Put it all together, and weigh it -- 3,547 pounds -- and you’ve got a reasonably quick (0 to 60 mph in 6.5 seconds), nicely finished, not terribly fun car that squeezes none of the right organs for its VW fan-boy audience. The trouble with the DSG is that it leaves the R32 pilot with not a lot to do. The car corners as hard as it corners and no harder. It stops as well as it will -- I do love the blue brake calipers, though. All in all, I’d rather have the turbo’d, front-drive GTI with the stick shift and save a few thousand dollars.
There is one certain way to wring some fun out of the R32: Rev it hard and double-downshift until it makes noises like a Juilliard-trained bone saw. As far as I can tell, there is absolutely no reason not to savagely and sadistically abuse the engine by keeping the tach pinging on the redline. The V6 engine loves to rev, it is obviously under-stressed, and the seven-bearing bottom end can take it.
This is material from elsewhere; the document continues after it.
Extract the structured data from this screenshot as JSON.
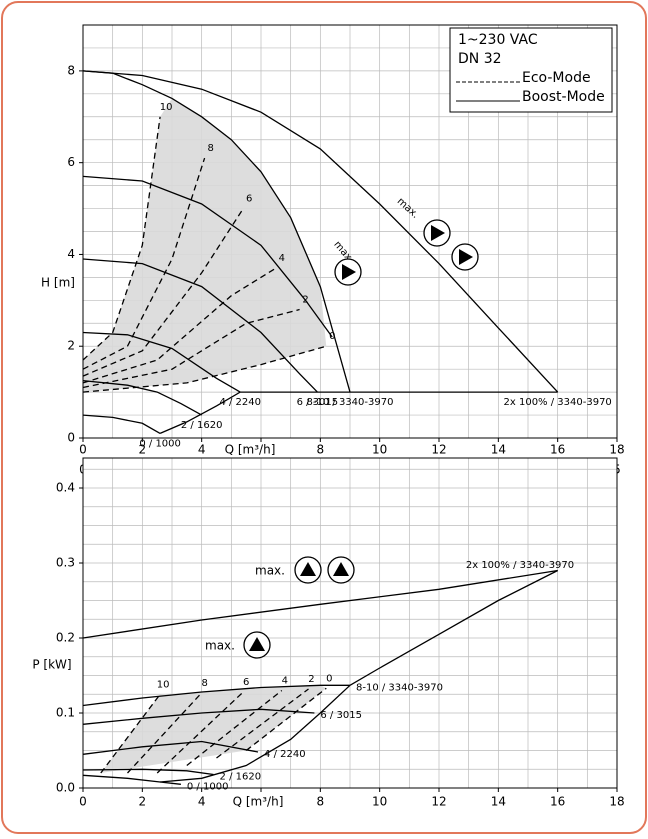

Put another way: If it didn’t want me to torment it, why does it make that delicious sound when I do?
2008 VW R32 Base price: $32,990Price, as tested: $36,000 (est.)Powertrain: 3.2-liter DOHC, 24-valve, direct-injection gasoline V6, variable-valve timing, variable intake manifold geometry; dual-clutch six-speed automatic transmission; all-wheel drive.Horsepower: 250 at 6,300 rpmTorque: 236 pound-feet at 2,500-3,000 rpmCurb weight: 3,547 pounds0-60 mph: 6.5 secondsEPA fuel economy: 18 miles per gallon city, 23 highwayFinal thoughts: Still more bunny than necessary.